• LaBella Associates

#Engineers Week: Spotlight on Electrical Engineer Melissa Hernandez-Bernier

It's #Engineer Week! Founded by NSPE in 1951, EWeek (February 21–27, 2016) is dedicated to ensuring a diverse and well-educated future engineering workforce by increasing understanding of and interest in engineering and technology careers. Learn more here. All week LaBella will be highlighting our diverse group of engineering disciplines. Today, meet Melissa Hernandez-Bernier, an electrical engineer.

Melissa Hernandez-Bernier

Name: Melissa Hernandez-Bernier, EIT, LEED GA

Alma Mater: University of Puerto Rico at Mayaguez

What kind of engineer are you (discipline) and what does that mean in layman's terms? Building Electrical Engineer- Electrical engineers are responsible for designing a safe and reliable electrical system from the generation plant (in my case from the utility pole) to the lights and outlets of a building where you plug in your electronic devices. I work in systems for schools, office spaces, commercial buildings, and etc.

What do you like most about being an engineer? I like not to do the same thing every day. So one day I can be out in the field making a building assessments or taking light readings at a parking lot at night. In the office, I can do lighting design modeling, power, communications and fire alarm design systems. I can work on a school, office, retail space, roadway, parking lots, etc.

What do you like least about being an engineer? There are still few women.

Tell us about a project that you’re proud of. Niagara Falls NY State Park Improvements Project. Being such a recognized landmark in the US, this project not only carried the responsibility of improving visitor’s experience coming to the park each year, but it also represented several challenges to the design team such as upgrading an electric service system more than 50 years old. There was no updated survey base mapping, and underground utility design/coordination had to account for more than 7 construction staging phases to limit the park’s partial closures to the public. So every phase of design had to take into account future phases and provide adequate yet flexible infrastructure. Each completed phase had to be in working order, with minimum power/lighting interruptions.
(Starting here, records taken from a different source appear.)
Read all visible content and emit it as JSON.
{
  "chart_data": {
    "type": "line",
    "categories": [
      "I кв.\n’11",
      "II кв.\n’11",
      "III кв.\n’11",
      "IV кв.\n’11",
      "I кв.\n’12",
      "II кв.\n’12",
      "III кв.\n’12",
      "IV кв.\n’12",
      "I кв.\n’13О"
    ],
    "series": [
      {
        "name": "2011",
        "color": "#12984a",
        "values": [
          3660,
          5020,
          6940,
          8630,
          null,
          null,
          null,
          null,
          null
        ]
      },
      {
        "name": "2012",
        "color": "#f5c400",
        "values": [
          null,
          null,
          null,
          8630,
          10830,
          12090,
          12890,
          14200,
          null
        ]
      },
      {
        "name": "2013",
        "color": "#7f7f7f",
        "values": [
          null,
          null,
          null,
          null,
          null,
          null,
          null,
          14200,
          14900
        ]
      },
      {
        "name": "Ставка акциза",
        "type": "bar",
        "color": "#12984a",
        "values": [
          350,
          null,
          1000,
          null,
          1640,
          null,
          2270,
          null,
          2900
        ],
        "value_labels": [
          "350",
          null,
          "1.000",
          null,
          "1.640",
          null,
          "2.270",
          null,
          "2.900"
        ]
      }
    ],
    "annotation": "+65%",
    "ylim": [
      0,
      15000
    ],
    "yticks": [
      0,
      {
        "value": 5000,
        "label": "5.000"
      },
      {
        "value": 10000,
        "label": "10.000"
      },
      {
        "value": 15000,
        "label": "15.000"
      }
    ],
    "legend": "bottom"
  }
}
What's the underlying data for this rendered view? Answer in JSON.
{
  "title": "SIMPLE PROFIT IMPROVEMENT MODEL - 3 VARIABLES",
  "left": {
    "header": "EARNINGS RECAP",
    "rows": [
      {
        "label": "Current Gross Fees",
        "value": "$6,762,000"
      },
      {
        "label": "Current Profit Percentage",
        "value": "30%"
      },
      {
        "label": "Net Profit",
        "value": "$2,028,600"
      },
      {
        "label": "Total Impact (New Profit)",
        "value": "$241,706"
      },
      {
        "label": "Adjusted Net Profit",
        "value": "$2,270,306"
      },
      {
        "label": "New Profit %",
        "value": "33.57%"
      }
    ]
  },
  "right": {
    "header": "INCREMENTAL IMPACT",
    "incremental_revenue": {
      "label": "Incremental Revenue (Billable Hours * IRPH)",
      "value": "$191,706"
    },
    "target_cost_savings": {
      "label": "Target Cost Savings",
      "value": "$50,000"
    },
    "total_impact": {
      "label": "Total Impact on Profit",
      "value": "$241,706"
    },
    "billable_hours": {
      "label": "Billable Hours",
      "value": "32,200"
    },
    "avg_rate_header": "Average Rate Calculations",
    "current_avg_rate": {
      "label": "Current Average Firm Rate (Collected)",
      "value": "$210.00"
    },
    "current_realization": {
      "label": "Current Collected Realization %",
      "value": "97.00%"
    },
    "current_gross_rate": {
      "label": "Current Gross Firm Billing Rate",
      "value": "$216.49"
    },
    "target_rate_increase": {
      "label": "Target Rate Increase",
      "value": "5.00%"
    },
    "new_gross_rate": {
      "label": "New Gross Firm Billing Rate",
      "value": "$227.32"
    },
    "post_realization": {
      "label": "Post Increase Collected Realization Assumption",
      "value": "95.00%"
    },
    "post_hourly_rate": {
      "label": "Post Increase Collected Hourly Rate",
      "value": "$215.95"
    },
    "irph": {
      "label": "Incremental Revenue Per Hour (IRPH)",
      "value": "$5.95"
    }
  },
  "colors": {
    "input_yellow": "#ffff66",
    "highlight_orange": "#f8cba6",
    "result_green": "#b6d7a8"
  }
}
Walkway, parking lot, step and accent lighting were designed with LED technology. Outdoor motion sensing control was provided in parking lot areas to maximize energy savings without compromising visitor’s safety. New electric vehicle charging stations, a new computer-based revenue control system, new visitor’s restrooms, concessions and ticketing were all included. It was also the first time I was introduced to landscape lighting in the design of the Niagara River Rapids which highlighted areas along the river.

What advice would you give someone thinking of becoming an engineer? What does the future hold for engineering? I think engineering (in general) in the consulting business is gearing towards more collaborative interdisciplinary processes, which makes you better understand and visualize other disciplines and how they affect your work and vice versa.

This, along with a growing demand for more energy efficient building systems and the ever changing technology, is creating a design environment of constant change for engineers, which requires a continuous effort of updating your design skills and knowledge to keep up with the changes.

I would advise anyone interested in becoming an engineer to spend some time with an engineer at work, to clarify misconceptions about engineering.

What do you enjoy doing outside of work? Exercise, cooking, home decorating projects, travel and photography.

What do you like about working at LaBella? I really like it’s diversified working portfolio, as it gives employees the chance to explore different fields. I also like that it’s a professional firm inside and out and encourages a professional work environment.